I should have wished for a little more stringency in the translations. Sometimes for example the term bhakti is left untranslated, sometimes it is translated as “spiritual devotion” and at other times as “devotional service”. Phrases such as “make no mistake” and “this is the point” or terms such as “spiritual seekers” may make for easy reading, but at least to my ears, they sound rather too modern in an ancient text. But in general, the translation is very clear and readable, and since that is Rosen’s explicit goal, he must be said to have succeeded well.
However, I do have one other gripe with the language: while the book downplays or even hides the connection between the author and Iskcon—Srila Prabhupada and even some present Iskcon gurus are mentioned several times but never the movement itself—the language is to a large extent the same old Iskcon lingo. Since Steven Rosen in no way is an insulated temple devotee, it is both surprising and disappointing to see him use words such as sun planet, pastimes, or deity worship when trying to reach a general, spiritually interested audience.
While much of the commentary simply elucidates difficult concepts in the text itself (such as some of the details of Varnashram society), one consistent thrust is aimed at refuting a non-dualist understanding of the Uddhava-gita. Considering that the best-known translation available of this text (by Swami Ambikananda Saraswati) is heavily slanted in this “mayavadi” direction, this decision is both understandable and corrective, but I think a more nuanced understanding could have been possible. Rosen himself hints at this when he speaks of the “advaitic theism” of the Bhagavata Purana (p. 7), borrowing Daniel Sheridan’s apposite phrase. Another general theme is comparisons with the Bhagavad-gita and, to a smaller extent, Patañjali’s Yoga Sutra, which is often quite useful. From time to time, Rosen also engages in interreligious comparisons (e.g., 7, 28, 268), but the limited amount of space at his disposal perhaps restrained him here.
This limitation of space also limits the usefulness of the commentary. I would especially have liked to see more of what I feel Rosen does best: presenting ancient teachings in a way relevant for people of today. There are attempts at this here and there, particularly in the last chapter (on bhakti-yoga), but Rosen must have felt restrained by the format of the book. It seems to me that he would have come into his own if another devotee (e.g. Graham Schweig) had done a straight translation and he could have written a separate book on the Uddhava-gita instead.

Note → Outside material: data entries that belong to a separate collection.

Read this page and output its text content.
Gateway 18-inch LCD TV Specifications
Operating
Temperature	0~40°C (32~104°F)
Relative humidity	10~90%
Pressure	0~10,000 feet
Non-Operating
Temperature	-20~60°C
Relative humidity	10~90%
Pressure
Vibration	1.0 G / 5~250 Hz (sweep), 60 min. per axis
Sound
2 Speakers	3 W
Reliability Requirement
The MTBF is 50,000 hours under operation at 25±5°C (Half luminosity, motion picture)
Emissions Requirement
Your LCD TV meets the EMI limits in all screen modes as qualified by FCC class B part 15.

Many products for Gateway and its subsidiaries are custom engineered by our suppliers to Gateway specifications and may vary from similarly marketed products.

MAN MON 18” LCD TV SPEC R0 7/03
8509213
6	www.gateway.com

In closing, it should be noted that whatever negative critique I have offered above has been stated with much reluctance. It is doubtful whether any other living Gaudiya Vaishnava has done more to bring Srila Prabhupada’s teachings into new circles: popular, spiritual and academic. In doing this, Rosen has several times had to take stern criticism from more fundamentalist quarters of Iskcon, but he has not let it change his agenda. I have personally benefitted greatly from both his books and his journal, in the latter case both as a reader and contributor. If Steven Rosen would permit it, though I doubt he would, I would hold his feet on my head. This book is an important addition to the library of any spiritual seeker. The Uddhava-gita deserves many more readers, and will surely find many of them through Rosen’s new edition.